We anticipate our RaMP student working 8-10 hours a week, ideally with two days back-to-back (e.g. one afternoon and the following morning). Our student would learn fundamental molecular biology techniques including polymerase chain reaction, bacterial cloning, RNA and protein extraction, western blotting. If interested, the student could observe and participate in frog embryology and pluripotent cell culture.

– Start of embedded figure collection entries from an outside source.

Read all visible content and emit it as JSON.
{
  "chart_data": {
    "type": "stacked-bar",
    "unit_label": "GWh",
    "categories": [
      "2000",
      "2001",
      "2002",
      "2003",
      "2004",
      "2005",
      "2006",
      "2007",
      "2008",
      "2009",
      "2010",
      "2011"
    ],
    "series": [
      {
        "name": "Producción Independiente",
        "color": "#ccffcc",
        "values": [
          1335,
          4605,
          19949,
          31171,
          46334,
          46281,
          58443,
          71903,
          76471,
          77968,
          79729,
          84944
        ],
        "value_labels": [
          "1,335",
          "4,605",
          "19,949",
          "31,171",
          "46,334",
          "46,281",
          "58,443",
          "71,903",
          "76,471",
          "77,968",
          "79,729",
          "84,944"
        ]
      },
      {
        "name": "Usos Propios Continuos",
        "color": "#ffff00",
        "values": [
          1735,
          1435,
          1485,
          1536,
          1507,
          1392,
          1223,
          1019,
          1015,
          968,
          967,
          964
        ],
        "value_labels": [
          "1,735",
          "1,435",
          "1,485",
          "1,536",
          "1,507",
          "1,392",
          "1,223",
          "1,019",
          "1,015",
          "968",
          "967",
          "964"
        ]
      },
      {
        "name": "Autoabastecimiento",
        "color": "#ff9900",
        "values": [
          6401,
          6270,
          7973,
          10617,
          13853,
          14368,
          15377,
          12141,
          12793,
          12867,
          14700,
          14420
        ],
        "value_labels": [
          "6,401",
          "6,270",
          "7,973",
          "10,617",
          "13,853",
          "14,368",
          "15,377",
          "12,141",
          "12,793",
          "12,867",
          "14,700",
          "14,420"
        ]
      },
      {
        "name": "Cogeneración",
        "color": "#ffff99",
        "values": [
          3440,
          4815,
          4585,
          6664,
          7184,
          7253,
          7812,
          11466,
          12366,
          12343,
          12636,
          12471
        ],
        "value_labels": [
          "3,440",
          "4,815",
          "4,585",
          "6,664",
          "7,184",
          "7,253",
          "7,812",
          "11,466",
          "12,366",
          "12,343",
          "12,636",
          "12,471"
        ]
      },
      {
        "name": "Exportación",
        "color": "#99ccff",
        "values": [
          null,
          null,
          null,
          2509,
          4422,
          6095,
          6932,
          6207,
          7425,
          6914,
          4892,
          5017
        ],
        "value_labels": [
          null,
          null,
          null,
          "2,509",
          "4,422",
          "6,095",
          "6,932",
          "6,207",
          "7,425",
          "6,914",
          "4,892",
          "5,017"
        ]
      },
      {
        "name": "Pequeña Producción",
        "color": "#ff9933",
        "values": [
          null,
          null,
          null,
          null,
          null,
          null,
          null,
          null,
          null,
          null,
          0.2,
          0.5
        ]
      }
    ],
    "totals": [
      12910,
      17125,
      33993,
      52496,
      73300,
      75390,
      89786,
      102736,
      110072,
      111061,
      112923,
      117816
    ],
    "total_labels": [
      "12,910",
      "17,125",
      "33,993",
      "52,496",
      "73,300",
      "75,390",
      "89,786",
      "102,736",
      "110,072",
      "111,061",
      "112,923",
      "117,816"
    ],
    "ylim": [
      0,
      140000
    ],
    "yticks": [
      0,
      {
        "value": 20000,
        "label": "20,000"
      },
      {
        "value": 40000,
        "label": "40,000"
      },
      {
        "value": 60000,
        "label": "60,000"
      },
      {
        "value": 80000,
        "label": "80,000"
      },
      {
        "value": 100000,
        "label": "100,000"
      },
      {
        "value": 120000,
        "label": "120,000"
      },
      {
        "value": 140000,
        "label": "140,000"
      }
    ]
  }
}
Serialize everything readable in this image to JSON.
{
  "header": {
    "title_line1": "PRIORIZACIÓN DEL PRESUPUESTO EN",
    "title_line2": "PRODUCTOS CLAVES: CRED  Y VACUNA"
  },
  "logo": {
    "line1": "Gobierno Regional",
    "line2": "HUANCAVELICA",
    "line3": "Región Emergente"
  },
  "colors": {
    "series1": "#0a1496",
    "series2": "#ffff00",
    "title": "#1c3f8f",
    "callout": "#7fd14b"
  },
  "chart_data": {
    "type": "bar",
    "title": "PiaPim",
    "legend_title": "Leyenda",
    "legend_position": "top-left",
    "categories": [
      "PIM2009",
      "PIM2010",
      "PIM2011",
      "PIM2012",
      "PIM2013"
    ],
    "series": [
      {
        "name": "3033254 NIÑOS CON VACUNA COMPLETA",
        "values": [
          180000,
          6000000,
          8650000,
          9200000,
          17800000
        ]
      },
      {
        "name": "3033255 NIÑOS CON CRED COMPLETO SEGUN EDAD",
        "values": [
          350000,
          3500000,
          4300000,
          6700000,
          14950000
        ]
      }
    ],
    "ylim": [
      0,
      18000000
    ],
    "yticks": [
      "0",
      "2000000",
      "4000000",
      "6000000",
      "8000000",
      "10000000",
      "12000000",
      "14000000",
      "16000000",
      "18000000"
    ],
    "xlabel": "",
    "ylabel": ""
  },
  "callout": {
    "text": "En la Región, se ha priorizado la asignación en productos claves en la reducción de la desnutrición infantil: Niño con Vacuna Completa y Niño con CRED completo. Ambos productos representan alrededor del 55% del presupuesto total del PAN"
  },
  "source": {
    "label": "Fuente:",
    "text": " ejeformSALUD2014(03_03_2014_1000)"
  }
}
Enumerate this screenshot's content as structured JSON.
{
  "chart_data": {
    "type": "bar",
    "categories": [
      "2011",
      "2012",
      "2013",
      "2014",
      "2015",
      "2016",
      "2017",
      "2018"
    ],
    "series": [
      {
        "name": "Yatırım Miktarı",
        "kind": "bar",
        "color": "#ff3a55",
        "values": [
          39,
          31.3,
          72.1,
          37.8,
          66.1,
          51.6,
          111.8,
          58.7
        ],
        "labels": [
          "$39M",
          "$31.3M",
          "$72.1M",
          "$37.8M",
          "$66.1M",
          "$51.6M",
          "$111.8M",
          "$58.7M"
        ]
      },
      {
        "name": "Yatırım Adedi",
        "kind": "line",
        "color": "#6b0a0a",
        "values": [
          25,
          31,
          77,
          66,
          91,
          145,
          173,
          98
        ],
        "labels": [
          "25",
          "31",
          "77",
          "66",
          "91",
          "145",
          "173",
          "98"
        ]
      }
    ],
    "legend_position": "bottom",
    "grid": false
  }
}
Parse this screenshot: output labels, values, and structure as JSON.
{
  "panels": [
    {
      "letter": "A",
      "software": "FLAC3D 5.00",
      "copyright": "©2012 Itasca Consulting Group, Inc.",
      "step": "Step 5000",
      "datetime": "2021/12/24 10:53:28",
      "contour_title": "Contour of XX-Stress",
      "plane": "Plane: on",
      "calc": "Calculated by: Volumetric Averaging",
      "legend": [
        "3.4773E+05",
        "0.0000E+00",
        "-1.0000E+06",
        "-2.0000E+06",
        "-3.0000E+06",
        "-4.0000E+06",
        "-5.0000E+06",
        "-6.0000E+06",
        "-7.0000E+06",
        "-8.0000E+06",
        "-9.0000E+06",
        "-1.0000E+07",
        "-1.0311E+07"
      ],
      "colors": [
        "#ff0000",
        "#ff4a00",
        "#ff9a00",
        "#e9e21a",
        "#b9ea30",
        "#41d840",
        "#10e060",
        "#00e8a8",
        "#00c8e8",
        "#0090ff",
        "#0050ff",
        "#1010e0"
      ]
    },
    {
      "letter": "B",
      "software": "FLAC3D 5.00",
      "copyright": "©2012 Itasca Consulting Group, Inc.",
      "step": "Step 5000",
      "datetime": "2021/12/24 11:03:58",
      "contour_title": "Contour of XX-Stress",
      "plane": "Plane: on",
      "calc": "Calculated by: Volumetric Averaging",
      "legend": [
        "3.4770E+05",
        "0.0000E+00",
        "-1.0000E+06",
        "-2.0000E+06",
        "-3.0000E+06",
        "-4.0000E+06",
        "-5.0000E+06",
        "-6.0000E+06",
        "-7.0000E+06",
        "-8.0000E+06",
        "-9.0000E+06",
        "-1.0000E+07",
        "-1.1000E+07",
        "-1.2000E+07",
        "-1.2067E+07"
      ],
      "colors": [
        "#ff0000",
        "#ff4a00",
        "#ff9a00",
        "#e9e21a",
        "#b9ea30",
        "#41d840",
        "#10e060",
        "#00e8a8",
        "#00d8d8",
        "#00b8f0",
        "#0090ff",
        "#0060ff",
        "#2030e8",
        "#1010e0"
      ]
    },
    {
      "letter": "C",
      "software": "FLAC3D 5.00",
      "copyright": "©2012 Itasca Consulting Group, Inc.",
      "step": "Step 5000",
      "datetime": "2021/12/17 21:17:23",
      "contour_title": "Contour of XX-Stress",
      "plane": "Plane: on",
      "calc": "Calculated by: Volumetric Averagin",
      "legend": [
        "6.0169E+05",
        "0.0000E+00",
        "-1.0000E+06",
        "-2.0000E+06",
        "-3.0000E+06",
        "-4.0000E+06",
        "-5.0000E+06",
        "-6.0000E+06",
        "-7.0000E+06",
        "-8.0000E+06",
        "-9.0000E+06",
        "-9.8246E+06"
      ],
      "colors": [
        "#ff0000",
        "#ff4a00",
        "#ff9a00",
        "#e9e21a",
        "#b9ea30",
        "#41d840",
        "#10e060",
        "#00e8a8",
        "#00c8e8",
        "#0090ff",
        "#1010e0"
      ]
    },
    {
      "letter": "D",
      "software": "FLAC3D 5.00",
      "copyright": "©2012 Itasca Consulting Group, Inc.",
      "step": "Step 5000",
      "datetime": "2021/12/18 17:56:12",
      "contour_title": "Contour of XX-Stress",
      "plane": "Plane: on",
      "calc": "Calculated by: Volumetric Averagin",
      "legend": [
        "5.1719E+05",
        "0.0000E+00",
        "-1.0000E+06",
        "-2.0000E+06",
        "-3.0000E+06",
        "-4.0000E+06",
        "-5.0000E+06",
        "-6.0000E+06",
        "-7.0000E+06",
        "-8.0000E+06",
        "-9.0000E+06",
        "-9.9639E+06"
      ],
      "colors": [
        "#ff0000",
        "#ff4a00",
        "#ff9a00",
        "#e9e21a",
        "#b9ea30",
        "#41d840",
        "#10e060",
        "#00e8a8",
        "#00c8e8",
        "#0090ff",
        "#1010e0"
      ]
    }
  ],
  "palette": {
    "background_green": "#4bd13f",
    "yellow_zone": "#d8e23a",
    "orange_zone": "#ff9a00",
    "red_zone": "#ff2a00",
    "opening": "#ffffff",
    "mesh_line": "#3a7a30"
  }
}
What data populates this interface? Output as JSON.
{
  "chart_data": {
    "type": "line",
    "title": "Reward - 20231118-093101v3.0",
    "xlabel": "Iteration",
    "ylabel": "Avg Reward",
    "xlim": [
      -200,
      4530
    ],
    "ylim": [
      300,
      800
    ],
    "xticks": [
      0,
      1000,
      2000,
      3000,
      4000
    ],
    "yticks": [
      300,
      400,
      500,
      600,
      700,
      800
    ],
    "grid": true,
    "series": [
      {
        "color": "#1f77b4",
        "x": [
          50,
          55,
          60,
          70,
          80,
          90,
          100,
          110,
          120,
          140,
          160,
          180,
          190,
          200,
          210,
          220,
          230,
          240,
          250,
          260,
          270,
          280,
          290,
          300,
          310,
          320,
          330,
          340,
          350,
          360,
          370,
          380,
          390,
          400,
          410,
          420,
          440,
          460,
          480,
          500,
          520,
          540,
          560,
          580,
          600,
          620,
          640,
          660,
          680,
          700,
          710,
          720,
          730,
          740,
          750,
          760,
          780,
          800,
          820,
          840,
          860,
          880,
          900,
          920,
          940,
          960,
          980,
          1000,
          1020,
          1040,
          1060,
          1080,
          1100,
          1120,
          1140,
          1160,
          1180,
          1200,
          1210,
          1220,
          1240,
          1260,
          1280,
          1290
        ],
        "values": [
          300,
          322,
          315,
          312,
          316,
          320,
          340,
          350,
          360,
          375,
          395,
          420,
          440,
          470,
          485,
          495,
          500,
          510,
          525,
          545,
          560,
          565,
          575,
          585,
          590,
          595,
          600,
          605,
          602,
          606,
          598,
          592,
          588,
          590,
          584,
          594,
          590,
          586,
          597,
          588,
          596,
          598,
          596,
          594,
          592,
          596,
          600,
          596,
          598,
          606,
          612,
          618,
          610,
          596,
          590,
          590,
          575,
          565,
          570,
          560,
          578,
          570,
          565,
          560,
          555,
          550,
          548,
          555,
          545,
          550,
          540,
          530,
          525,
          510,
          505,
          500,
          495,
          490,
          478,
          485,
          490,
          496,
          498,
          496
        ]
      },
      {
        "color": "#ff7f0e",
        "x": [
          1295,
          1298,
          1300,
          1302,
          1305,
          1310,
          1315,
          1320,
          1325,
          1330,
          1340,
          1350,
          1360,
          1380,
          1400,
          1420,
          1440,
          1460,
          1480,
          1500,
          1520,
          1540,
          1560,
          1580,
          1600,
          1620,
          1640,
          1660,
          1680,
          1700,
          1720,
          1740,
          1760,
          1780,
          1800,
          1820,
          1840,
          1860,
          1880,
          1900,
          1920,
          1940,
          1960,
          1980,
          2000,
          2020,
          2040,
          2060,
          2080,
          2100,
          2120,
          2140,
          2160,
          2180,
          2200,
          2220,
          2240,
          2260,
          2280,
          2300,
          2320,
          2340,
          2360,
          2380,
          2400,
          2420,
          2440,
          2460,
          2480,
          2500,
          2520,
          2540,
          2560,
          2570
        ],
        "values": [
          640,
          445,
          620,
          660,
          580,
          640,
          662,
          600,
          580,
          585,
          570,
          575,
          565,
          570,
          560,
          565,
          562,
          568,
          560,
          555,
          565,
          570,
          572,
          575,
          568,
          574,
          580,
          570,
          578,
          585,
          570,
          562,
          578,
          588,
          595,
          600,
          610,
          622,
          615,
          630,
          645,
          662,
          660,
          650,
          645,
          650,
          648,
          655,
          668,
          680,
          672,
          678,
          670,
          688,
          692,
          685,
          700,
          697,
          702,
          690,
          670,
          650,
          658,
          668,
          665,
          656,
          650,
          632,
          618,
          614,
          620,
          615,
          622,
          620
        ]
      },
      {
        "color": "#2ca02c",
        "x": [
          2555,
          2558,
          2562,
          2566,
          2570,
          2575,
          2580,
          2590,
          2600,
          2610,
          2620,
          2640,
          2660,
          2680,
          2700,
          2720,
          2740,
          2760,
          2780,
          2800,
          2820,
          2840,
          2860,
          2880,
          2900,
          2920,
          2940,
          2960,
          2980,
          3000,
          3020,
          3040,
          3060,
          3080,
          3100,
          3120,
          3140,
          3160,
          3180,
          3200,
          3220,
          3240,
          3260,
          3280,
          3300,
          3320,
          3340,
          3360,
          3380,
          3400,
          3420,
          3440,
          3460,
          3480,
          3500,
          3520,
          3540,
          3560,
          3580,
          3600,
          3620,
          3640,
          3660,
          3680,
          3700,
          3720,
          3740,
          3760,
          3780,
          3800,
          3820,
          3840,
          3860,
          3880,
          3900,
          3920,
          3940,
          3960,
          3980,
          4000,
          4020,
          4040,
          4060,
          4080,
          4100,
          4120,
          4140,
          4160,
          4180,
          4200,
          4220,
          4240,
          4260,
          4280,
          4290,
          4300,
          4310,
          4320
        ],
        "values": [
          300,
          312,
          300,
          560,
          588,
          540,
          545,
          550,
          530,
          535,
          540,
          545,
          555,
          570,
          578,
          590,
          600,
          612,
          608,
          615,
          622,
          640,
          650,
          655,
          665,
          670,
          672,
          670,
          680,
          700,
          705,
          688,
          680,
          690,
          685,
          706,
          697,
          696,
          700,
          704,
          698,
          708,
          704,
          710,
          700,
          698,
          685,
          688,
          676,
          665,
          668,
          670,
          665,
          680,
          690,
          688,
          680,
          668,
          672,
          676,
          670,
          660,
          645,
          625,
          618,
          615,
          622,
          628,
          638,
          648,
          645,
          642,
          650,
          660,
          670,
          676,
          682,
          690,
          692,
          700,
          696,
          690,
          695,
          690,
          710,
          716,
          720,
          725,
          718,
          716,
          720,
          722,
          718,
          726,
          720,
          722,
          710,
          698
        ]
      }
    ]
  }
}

Bradley Wright, Doctoral Candidate
Toxicology (UC) and Imaging Research Center, CCHMC
In Person
We use a combined approach of neuroimaging and histology to assess the effects of endocrine disrupting chemicals on brain development, behavior, and mental health. A RaMP student coming into this lab will be responsible for learning and conducting tissue preparation and handling, histology, and image analysis; such an approach would involve analysis of the brain and/or thyroid. This work will complement ongoing experiments in the lab and afford a student time to observe and learn more complex techniques.
Yang Yu, PhD
Developmental Biology, CCHMC
In Person
Our lab’s research is focused on Sex chromosome-linked genes. We created new sex reversal mouse model by inducible CRISPR/dCas9-based Systems. We can simply control the mice gender by feeding the animals with different food. Several genes on the Y chromosome are also expressed in the male brain and may act in a dominant manner, such as Sry. SRY is known to function as a transcriptional activator triggering testicular genetic pathway. However, the potential roles of SRY during brain sexual development are still unclear. To figure out that we want to locate the expression pattern of SRY in brain by our newly established flag- Sry mice. Secondly, we need to define these cells by RNA-seq. Also, we will compare the brain structure between normal XX-female, XY-male and XY-female- Sry. Meanwhile, we will record and compare the behavior between them. Finally, we will perform chip-seq and cut-run to search for the novel downstream genes of Sry.